(AP) -- Agriculture, labour and environmental standards are still dividing trading nations large and small even though they have just five weeks to plan an agenda for trade liberalisation talks, ministers admitted Tuesday.This content was published on October 26, 1999 - 14:35
(AP) -- Agriculture, labour and environmental standards are still dividing trading nations large and small even though they have just five weeks to plan an agenda for trade liberalisation talks, ministers admitted Tuesday.
The 24 trade ministers meeting in the Swiss city of Lausanne, insisted they had made progress in discovering what was important to each other, but agreed they had not yet narrowed the gaps in any of the most controversial areas.
The World Trade Organisation's 135 members will meet in Seattle at the end of November for a key meeting set to launch a new round of trade talks.
"I think there is a large degree of convergence in the group as a whole. On the other hand, I think there is no question that there are a range of views that will ultimately need to be accommodated," said U.S. Trade Representative Charlene Barshefsky.
One of the most contentious items is agriculture, where the European Union has faced strong criticism for its massive subsidies program.

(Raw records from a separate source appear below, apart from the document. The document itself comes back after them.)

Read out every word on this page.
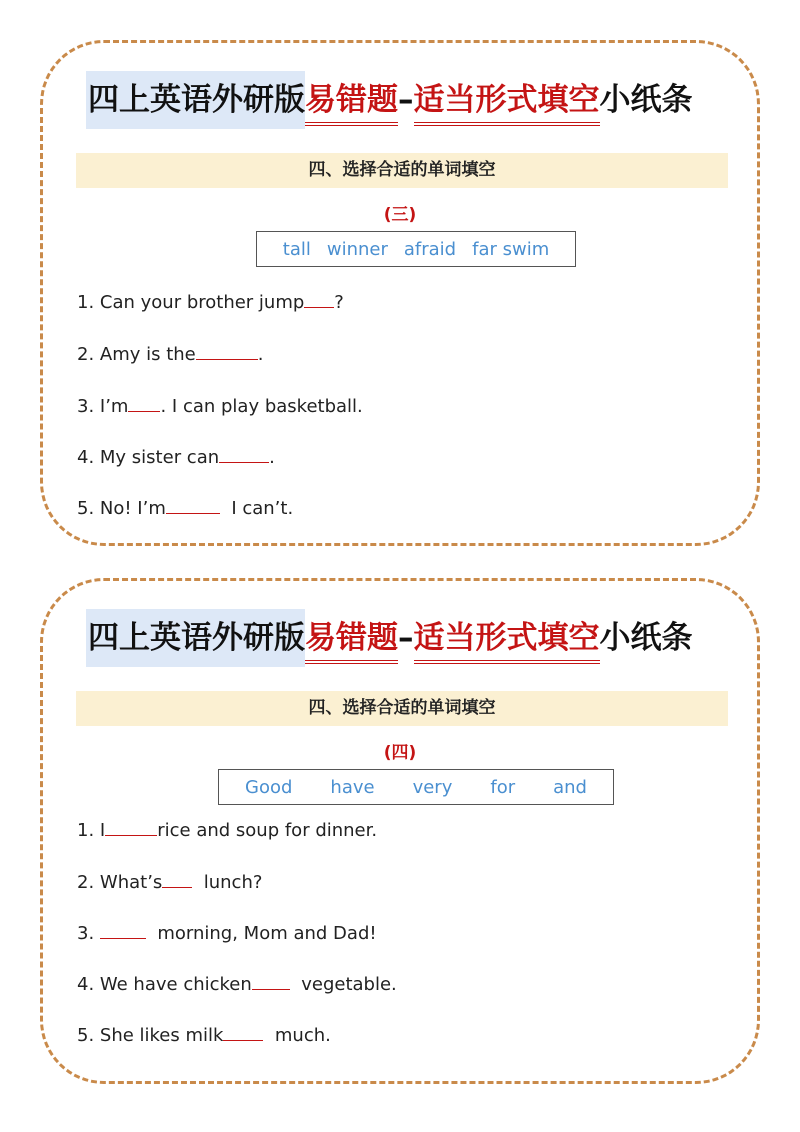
四上英语外研版易错题–适当形式填空小纸条
四、选择合适的单词填空
(三)
tall winner afraid far swim
1. Can your brother jump ?
2. Amy is the	.
3. I’m . I can play basketball.
4. My sister can	.
5. No! I’m	I can’t.
四上英语外研版易错题–适当形式填空小纸条
四、选择合适的单词填空
(四)
Good have very for and
1. I	rice and soup for dinner.
2. What’s  lunch?
3.	morning, Mom and Dad!
4. We have chicken  vegetable.
5. She likes milk  much.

But EU Trade Commissioner Pascal Lamy insisted that it was a misconception that the EU was not prepared to make concessions in that area.
"We are not at a situation where we have bridged our differences, but we are willing to negotiate on agriculture," Lamy told a news conference.
Developing countries are also insisting more work is needed to bring them the benefits they were promised from the last round, and they reject suggestions that labour standards and environmental protection should be considered within the WTO -- issues which are seen as important by the United States and other developed countries.
Japan is pressing for a review of the WTO's rules, especially on antidumping, to which the United States is opposed.
The WTO members are working on the text of a declaration to be made jointly by all the ministers at Seattle, but very few of the points in it have yet been agreed.
Asked what were the issues on which members actually agreed, WTO Director-General Mike Moore said he thought there was agreement on a number of things.
"I can report to you that there is a common view, not yet locked down, that these negotiations must do more in terms of development; they must look at areas where each side can win such as government procurement, and most colleagues see the benefit to the world economy of electronic commerce," said Moore.
New Zealand Trade Minister Lockwood Smith, speaking after the meeting, was more cautious about what had been achieved in the Lausanne meeting.
I chaired the Asia Pacific Economic Forum this year, and there is a momentum in the APEC region which doesn't exist in this part of the world yet," said Smith, although he said there had definitely been progress.
"What all of this is about is that all of us agree people need more jobs, and there is only one way to do that and that is by economic growth, and there is only one way to get economic growth and that is by freeing up trade.
"Tariffs are bad for you. It is in each of our interests to plan how we get rid of tariffs. I suppose it disappoints me that that doesn't drive more of our work," said Smith.